Construcción del centro parroquial 1969 (≈ 1969)
Editado por Louis de Casabianca.
8 février 2008
Monumento Histórico Protección
Monumento Histórico Protección 8 février 2008 (≈ 2008)
Registro completo del sitio.
Aujourd'hui
Aujourd'hui
Aujourd'hui Aujourd'hui (≈ 2025)
Position de référence.
Patrimonio clasificado
Todo el centro parroquial (Box AZ 32): registro por decreto del 8 de febrero de 2008
Principales cifras
Louis de Casabianca - Arquitecto
Diseñador del centro parroquial en 1969.
Louis Cypriani - Arquitecto o contratista
Asociado con el proyecto junto a Casabianca.
Origen e historia
El Parish Centre Notre-Dame des Victoires, ubicado en Bastia, fue construido en 1969 como parte del programa de urbanización de los distritos del sur de la ciudad, conocido como "los grandes conjuntos". El arquitecto Louis de Casabianca ha integrado formas vanguardistas, como paraboloides hiperbólicos, símbolos de modernidad y progreso técnico. Estos volúmenes dinámicos contrastan con las barras de los edificios circundantes y dan una fuerte identidad a este lugar de culto.

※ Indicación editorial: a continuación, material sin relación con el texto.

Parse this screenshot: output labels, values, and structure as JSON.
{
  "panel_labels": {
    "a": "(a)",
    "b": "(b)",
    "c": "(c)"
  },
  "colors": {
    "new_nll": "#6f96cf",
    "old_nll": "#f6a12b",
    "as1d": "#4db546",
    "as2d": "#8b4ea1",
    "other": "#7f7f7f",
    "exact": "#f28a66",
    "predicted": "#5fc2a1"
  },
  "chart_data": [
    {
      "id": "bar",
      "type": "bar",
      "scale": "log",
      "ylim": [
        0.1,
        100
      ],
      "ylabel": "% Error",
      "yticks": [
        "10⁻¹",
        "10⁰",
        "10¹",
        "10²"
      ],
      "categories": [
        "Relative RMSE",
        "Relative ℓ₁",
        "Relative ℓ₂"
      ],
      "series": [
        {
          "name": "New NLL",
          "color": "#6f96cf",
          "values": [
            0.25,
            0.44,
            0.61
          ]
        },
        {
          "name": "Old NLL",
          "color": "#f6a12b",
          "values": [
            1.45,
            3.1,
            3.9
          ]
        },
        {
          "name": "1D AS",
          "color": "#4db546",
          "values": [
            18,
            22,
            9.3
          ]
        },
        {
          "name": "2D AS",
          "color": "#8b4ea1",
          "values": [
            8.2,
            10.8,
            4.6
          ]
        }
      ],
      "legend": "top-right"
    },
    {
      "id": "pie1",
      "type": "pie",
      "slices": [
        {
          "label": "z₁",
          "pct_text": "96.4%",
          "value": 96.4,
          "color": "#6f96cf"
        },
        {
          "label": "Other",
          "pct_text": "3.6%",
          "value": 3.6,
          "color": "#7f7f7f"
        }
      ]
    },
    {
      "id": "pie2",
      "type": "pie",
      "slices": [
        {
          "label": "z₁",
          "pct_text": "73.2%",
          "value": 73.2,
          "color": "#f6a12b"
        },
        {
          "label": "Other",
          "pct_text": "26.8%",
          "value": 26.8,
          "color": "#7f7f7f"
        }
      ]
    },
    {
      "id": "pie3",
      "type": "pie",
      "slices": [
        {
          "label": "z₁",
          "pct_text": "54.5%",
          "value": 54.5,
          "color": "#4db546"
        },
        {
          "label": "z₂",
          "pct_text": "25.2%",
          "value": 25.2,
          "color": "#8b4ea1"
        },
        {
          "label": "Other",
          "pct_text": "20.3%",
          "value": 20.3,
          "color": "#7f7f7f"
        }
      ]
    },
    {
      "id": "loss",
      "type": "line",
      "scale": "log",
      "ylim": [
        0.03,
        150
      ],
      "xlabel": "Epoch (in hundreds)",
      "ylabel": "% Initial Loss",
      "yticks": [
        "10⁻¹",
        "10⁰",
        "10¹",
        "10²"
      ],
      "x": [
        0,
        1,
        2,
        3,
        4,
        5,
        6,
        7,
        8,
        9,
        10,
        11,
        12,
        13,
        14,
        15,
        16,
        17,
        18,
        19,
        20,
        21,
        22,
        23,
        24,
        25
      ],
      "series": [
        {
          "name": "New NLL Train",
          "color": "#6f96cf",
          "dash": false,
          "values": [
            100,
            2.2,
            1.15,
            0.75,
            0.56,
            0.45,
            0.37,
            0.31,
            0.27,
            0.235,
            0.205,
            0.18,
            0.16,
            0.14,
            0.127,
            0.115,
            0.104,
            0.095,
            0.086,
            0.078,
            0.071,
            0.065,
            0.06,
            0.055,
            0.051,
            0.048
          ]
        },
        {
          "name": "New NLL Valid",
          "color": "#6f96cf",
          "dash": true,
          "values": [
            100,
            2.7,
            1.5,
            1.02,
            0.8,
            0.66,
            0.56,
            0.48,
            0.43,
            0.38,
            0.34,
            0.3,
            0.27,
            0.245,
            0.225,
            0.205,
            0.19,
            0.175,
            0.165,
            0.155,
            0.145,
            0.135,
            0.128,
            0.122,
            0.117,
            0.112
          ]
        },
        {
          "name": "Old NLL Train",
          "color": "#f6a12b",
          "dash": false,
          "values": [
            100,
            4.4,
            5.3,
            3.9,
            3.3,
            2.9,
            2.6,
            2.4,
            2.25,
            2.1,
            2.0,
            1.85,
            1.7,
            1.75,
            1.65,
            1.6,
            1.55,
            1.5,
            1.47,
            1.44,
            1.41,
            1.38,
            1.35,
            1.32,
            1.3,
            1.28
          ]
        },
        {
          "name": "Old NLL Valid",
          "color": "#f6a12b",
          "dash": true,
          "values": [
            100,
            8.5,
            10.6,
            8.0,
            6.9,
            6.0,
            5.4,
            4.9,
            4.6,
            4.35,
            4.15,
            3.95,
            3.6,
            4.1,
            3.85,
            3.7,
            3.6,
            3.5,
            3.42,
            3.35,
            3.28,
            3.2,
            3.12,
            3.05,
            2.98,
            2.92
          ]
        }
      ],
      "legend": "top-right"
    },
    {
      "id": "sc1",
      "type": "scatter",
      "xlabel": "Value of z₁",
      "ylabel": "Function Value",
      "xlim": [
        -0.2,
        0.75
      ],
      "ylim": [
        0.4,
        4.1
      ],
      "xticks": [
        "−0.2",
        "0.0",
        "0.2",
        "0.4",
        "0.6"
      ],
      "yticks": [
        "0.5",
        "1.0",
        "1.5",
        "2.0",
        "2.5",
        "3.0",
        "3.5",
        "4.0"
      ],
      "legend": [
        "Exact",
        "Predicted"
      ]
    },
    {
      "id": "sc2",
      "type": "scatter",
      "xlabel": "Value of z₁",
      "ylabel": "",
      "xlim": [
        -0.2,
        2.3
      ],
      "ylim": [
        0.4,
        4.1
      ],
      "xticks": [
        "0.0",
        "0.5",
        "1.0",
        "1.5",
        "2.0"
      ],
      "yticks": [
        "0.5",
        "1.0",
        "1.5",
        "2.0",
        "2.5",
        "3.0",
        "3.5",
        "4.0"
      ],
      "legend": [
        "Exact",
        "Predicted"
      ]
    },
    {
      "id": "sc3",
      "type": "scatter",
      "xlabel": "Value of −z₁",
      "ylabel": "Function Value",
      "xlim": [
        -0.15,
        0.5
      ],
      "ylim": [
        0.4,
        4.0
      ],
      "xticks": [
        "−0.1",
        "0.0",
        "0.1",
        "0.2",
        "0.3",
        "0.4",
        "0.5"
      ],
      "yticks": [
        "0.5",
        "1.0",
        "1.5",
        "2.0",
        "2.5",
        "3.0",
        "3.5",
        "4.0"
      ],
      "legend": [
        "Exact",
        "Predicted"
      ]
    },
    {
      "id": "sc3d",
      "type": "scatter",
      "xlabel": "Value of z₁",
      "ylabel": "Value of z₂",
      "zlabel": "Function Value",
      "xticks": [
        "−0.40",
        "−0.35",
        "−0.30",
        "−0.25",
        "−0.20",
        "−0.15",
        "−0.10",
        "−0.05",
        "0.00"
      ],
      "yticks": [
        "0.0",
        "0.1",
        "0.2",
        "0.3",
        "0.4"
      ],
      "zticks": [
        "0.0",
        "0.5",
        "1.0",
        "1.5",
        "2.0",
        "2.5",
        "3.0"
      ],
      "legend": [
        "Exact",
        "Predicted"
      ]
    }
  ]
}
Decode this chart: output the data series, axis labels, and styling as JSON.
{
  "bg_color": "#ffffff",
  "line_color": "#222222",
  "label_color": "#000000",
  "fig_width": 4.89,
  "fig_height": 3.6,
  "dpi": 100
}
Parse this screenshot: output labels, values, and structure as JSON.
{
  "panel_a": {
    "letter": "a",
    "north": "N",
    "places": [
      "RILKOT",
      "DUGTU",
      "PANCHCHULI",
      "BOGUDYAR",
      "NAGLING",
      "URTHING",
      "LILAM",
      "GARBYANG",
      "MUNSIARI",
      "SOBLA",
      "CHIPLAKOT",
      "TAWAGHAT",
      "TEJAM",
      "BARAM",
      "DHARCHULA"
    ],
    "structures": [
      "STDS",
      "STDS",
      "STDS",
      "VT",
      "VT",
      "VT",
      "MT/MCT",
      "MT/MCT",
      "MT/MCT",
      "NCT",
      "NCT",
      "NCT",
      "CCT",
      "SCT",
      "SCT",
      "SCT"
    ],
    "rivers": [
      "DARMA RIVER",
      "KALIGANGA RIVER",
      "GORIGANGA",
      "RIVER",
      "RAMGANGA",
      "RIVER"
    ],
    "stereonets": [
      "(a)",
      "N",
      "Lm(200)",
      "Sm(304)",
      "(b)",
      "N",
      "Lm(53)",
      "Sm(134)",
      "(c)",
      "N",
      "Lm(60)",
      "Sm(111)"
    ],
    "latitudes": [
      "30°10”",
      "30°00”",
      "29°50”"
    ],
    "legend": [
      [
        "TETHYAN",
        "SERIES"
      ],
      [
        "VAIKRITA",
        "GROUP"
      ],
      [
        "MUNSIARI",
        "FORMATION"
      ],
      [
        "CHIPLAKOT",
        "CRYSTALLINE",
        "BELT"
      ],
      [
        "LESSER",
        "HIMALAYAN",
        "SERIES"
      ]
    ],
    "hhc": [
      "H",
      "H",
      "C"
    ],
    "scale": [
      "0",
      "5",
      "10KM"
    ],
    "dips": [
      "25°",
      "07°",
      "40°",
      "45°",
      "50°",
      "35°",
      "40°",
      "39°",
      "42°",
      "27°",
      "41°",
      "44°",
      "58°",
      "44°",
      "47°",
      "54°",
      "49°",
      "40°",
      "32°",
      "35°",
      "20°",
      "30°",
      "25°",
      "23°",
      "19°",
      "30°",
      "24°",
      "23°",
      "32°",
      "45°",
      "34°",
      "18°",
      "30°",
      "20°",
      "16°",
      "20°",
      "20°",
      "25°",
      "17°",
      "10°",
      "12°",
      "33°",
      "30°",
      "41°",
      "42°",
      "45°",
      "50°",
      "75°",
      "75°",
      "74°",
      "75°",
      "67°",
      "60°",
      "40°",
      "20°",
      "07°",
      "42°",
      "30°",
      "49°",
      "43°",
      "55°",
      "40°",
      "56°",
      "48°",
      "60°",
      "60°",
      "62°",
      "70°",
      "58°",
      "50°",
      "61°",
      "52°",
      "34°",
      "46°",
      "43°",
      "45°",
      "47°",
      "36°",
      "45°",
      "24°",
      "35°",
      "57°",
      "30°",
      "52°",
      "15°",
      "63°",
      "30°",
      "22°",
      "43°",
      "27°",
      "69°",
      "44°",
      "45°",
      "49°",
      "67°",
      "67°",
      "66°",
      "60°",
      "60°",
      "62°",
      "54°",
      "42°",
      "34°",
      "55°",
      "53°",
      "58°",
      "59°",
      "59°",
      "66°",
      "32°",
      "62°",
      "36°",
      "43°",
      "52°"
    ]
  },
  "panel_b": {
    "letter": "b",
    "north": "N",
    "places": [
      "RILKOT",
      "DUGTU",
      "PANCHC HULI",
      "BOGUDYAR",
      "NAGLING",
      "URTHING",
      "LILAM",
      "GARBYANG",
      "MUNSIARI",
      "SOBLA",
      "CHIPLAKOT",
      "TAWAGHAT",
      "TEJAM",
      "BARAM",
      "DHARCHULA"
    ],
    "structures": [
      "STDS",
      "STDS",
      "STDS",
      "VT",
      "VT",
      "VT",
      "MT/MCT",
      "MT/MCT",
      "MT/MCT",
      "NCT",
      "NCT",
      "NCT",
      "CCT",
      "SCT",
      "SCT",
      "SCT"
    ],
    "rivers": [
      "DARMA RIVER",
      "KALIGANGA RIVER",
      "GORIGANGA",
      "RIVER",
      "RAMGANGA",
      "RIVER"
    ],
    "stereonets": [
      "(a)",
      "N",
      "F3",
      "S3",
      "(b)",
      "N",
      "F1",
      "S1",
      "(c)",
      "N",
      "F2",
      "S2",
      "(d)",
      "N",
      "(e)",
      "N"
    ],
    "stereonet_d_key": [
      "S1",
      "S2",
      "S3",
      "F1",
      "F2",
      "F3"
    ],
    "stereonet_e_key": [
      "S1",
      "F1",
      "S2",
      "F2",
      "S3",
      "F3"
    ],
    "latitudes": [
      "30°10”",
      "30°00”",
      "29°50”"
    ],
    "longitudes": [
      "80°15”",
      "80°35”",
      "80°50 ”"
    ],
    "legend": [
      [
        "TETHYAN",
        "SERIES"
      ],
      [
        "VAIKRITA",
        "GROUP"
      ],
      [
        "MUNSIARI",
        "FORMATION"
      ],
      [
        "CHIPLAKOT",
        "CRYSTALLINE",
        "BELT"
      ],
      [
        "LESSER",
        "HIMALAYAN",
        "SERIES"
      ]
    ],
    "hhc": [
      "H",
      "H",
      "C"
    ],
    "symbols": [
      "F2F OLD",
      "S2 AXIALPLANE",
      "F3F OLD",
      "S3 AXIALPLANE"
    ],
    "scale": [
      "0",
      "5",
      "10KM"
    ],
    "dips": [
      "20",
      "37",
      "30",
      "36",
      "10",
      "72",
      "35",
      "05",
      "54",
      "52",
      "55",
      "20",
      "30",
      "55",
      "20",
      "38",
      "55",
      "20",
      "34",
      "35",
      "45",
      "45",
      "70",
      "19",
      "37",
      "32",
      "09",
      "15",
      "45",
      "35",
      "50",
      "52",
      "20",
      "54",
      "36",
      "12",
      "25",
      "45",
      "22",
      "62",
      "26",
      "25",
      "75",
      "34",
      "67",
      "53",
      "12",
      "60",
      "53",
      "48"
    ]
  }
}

El edificio se caracteriza por un volumen de piedra rectangular donde emerge una cúpula sobre el coro, coronada por un oculus. En el este, la entrada principal es precedida por una escalera y un porche abierto, protegido por un velo parabólico. Al oeste, la fachada ciega destaca la curva de la bóveda. El contraste entre los materiales – el hormigón blanco liso y el gris rugoso – refuerza el simbolismo arquitectónico: el hormigón evoca el cielo, mientras que la piedra ancla el edificio en la tierra.
El proyecto inicial preveía un diseño completo de los enfoques, incluyendo un parvis (más tarde realizado) y una torre de campana en la plaza lateral, nunca construido. El conjunto, plenamente protegido por un decreto del 8 de febrero de 2008, ilustra la integración del arte sagrado en las políticas urbanas de las Treinta Glorias. El arquitecto Louis Cypriani también se menciona como una obra maestra junto a Louis de Casabianca.
Propio de la asociación diocesana, este centro parroquial encarna un período de transformación urbana y religiosa, donde la arquitectura moderna sirvió como marcador de identidad y como respuesta a las necesidades espirituales de una población cambiante. Su estilo audaz y sus materiales contrastantes lo convierten en un testimonio único de la adaptación del patrimonio cultural a los desafíos del siglo XX.